Langner, S., Staber, P.B., Schub, N., Gramatzki, M., Grothe, W., Behre, G., … Neumeister, P. (2008). Palifermin reduces incidence and severity of oral mucositis in allogeneic stem-cell transplant recipients. Bone Marrow Transplantation, 42, 275–279.

DOI Link

Intervention Characteristics/Basic Study Process

Palifermin was administered at 60 mcg/kg per day for three consecutive days before the initiation of conditioning therapy and again after graft infusion.

Sample Characteristics

A group of 30 patients who had been treated with palifermin and undergone allogeneic hematopoietic stem-cell transplantation (HSCT) were retrospectively compared to a control group of 30 consecutive untreated patients receiving myeloablative conditioning.

  • Median age of patients was 38 years old, with a range was 18–59 years.
  • Patients had the following diagnoses.
    • Acute myelogenous leukemia (AML)/myelodysplastic syndrome (MDS) (n = 40)
    • Acute lymphocytic leukemia (ALL) (n = 14)
    • Chronic myelogenous leukemia (CML) (n = 5)
    • Chronic myelomonocytic (CMML) (n = 1)
  • Patients received allogeneic HSCT after CY/TBI or chemotherapy solely.
  • No growth factors were given.

Setting

The study was conducted from May 2005 to December 2006 in Austria and Germany.

Study Design

The study was conducted within a compassionate use program.

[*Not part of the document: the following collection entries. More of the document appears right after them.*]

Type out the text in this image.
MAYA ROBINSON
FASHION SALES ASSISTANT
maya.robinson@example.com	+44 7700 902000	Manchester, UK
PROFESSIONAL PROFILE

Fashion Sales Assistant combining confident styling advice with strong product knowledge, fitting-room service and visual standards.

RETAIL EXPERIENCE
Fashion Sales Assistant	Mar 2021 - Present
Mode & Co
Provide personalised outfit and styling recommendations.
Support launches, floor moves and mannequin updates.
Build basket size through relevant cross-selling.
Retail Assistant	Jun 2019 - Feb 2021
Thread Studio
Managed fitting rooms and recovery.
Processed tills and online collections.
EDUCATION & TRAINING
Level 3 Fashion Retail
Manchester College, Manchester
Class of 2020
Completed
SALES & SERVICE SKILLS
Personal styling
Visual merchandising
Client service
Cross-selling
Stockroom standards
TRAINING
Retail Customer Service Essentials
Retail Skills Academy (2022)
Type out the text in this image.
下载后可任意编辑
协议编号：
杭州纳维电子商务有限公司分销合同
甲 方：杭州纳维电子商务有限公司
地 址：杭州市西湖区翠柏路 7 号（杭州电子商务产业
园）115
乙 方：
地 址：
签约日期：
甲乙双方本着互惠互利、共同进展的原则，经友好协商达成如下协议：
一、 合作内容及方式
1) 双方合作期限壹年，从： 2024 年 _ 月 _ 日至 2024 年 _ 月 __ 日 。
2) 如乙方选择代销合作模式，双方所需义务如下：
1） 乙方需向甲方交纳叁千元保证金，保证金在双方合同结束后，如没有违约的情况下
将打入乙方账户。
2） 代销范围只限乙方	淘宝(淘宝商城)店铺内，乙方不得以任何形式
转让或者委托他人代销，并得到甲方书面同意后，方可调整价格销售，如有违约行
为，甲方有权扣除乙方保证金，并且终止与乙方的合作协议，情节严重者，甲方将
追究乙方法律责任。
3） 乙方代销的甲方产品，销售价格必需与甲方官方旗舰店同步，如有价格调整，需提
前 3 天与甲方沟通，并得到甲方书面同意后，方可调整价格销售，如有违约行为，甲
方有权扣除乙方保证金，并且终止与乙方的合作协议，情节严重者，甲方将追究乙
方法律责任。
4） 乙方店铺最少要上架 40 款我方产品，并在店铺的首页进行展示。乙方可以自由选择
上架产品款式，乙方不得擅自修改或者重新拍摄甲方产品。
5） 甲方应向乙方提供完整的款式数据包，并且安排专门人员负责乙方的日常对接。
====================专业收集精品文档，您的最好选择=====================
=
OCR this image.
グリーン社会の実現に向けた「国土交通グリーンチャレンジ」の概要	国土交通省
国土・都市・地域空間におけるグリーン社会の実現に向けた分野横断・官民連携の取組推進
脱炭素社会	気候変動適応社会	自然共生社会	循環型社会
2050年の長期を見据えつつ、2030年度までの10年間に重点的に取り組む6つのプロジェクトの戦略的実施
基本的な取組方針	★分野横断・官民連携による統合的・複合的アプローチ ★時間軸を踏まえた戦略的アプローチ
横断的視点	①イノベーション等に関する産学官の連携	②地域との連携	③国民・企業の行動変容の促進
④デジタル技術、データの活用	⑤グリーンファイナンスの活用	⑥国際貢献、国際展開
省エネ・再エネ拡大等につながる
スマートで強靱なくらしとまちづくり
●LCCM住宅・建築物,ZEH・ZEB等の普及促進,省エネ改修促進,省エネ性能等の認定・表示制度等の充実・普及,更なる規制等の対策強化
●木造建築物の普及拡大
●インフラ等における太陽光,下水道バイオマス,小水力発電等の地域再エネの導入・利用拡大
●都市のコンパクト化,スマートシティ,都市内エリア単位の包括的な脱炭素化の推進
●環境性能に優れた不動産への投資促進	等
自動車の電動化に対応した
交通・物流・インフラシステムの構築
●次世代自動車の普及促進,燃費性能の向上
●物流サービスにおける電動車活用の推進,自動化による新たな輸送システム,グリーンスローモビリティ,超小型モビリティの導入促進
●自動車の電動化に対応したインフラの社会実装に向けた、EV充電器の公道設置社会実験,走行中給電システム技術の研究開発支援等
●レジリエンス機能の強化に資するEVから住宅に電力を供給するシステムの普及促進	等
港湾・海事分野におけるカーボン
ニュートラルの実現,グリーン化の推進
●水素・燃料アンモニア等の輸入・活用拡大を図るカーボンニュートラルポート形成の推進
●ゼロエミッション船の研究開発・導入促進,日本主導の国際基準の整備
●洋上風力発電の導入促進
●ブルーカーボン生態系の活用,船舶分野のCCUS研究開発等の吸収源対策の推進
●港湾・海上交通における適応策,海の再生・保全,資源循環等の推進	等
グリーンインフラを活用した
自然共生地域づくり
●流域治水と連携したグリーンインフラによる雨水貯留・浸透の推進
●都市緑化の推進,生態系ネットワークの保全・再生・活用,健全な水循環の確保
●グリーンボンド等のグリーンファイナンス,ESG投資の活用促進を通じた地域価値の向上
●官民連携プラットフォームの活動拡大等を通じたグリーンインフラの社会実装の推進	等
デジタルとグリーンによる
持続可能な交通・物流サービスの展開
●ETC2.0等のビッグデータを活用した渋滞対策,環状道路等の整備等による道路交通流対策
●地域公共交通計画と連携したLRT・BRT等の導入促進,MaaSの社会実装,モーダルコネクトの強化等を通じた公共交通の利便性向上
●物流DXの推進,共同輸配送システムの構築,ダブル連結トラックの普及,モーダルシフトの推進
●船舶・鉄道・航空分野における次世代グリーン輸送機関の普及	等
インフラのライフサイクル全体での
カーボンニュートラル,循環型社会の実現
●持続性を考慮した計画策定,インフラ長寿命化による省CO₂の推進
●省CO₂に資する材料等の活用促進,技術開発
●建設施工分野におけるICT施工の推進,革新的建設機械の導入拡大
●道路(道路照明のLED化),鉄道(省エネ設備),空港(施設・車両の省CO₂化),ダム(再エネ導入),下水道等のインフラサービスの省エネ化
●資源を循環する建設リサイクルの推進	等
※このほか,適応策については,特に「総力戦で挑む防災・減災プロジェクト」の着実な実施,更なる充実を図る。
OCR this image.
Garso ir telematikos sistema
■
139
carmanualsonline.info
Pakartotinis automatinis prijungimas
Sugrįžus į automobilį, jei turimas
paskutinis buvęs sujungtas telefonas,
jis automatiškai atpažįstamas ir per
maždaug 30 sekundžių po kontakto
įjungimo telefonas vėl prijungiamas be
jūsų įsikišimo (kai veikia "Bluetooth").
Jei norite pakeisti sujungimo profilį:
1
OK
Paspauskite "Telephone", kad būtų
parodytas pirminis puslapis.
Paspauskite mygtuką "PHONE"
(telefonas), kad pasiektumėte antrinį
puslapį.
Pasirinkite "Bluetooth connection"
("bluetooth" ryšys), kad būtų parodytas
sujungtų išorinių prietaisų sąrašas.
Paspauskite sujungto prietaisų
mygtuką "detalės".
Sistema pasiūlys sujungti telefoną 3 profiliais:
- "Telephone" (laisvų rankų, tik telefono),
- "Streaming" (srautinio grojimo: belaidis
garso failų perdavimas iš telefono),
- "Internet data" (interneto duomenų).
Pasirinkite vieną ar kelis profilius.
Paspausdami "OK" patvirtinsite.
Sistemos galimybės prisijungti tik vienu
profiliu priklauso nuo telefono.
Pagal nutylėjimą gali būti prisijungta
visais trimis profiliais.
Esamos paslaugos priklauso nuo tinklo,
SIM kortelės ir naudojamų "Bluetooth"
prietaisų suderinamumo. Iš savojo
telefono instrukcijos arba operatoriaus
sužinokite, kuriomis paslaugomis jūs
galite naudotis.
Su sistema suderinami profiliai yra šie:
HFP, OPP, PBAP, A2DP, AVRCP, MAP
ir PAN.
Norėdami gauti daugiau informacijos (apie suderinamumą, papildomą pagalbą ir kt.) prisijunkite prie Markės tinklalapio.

Measurement Instruments/Methods

The World Health Organization (WHO) Oral Toxicity Scale was used.

Results

  • Incidence of grade 2–4 WHO oral toxicity was 60% in the palifermin group and 86% in the control group (p = 0.04).
  • Grade 3–4 oral toxicity was present in 37% of the palifermin group and 53% of the control group (p = 0.19).
  • Mean duration of oral mucositis (OM) was 6 versus 12 days (p = 0.003) in favor of palifermin. 
  • Severity of OM was significantly reduced in the study group at 1.73 versus 2.47 (p = 0.03).
  • Palifermin was associated with significantly decreased use of opioids. The median cumulative dose  was 150 versus 378 morphine equivalents (p = 0.04). However, the difference in median time of use was not significant at 6 versus 7 (p = NS).
  • Total parenteral nutrition (TPN) use was lower in the palifermin group at 26 versus 15 days (p = 0.002). 
  • No significant difference was found in incidence and duration of febrile neutropenia, with the palifermin group at 4 days versus 3 days in the control group (p = NS).
  • Hematopoietic recovery was not influenced.
  • No significant difference was found in graft-versus-host disease (GVHD).

Limitations

  • The authors declared no funding or financial support by company.
  • An historical control group was used.
  • The sample size was small.
  • No discussion of added costs was included.